En particulier, les subventions aux programmes audiovisuels consacrés au spectacle vivant vont être encouragées en parallèle avec le développement de chaînes thématiques qui investissent courageusement en ce sens : Paris Première, Muzzik ainsi que Mezzo récemment lancée par le service public.
D’une manière générale, j’envisage de favoriser la signature par le CNC d’accords cadres avec les chaînes thématiques et les producteurs afin d’optimiser les financements et les aider à s’orienter vers la production de programmes inédits sans obérer leur développement au cours des premières années.
— L’exportation des programmes : c’est pour moi un enjeu fondamental, tant sur le plan économique que culturel. A l’heure où le Gouvernement réfléchit à une réforme de notre action audiovisuelle extérieure, j’ai estimé indispensable de doter les actions à l’exportation de moyens supplémentaires. J’ai ainsi accru cette année de plus de 30 % les aides accordées à TVFI qui regroupe l’ensemble des distributeurs de programmes français. J’ai également souhaité accompagner le programme d’actions pluriannuel que met en œuvre cet organisme. Je tiens à rendre hommage à son action qui, en quelques années, a permis d’augmenter le chiffre des exportations françaises de manière considérable. J’ai également mandaté le Directeur général du CNC pour redéfinir les procédures d’aides à l’exportation de programmes qu’il gère — en particulier les aides au doublage, au sous-titrage et au reformatage — en concertation avec les professionnels.

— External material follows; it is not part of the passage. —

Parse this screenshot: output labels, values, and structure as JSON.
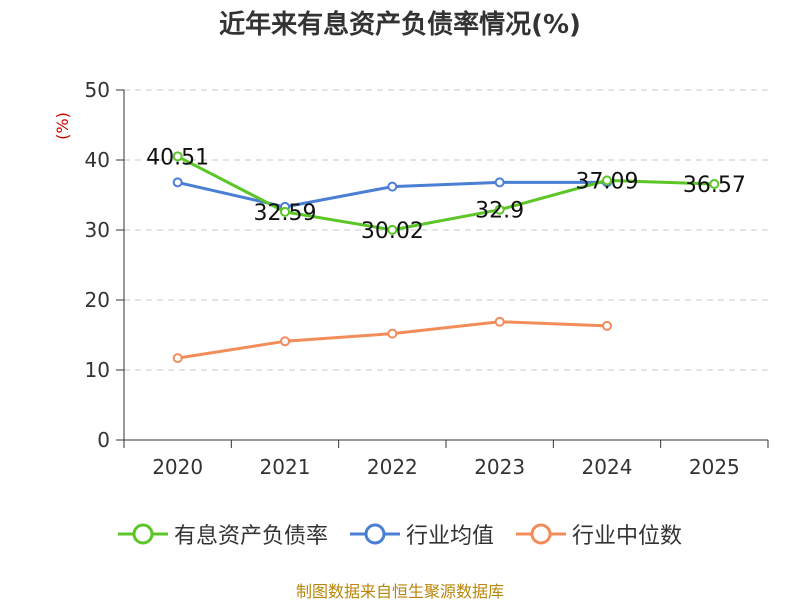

Bien évidemment, je considère que la relance des coproductions européennes et une meilleure circulation des œuvres audiovisuelles en Europe sont deux objectifs prioritaires. C’est l’un des points que je vais évoquer à Birmingham, dans la conclusion que je ferai aux Assises de l’audiovisuel la semaine prochaine.
Voici en quelques mots les orientations que je souhaite suivre. Je vous remercie de votre attention et vous donne à présent la parole.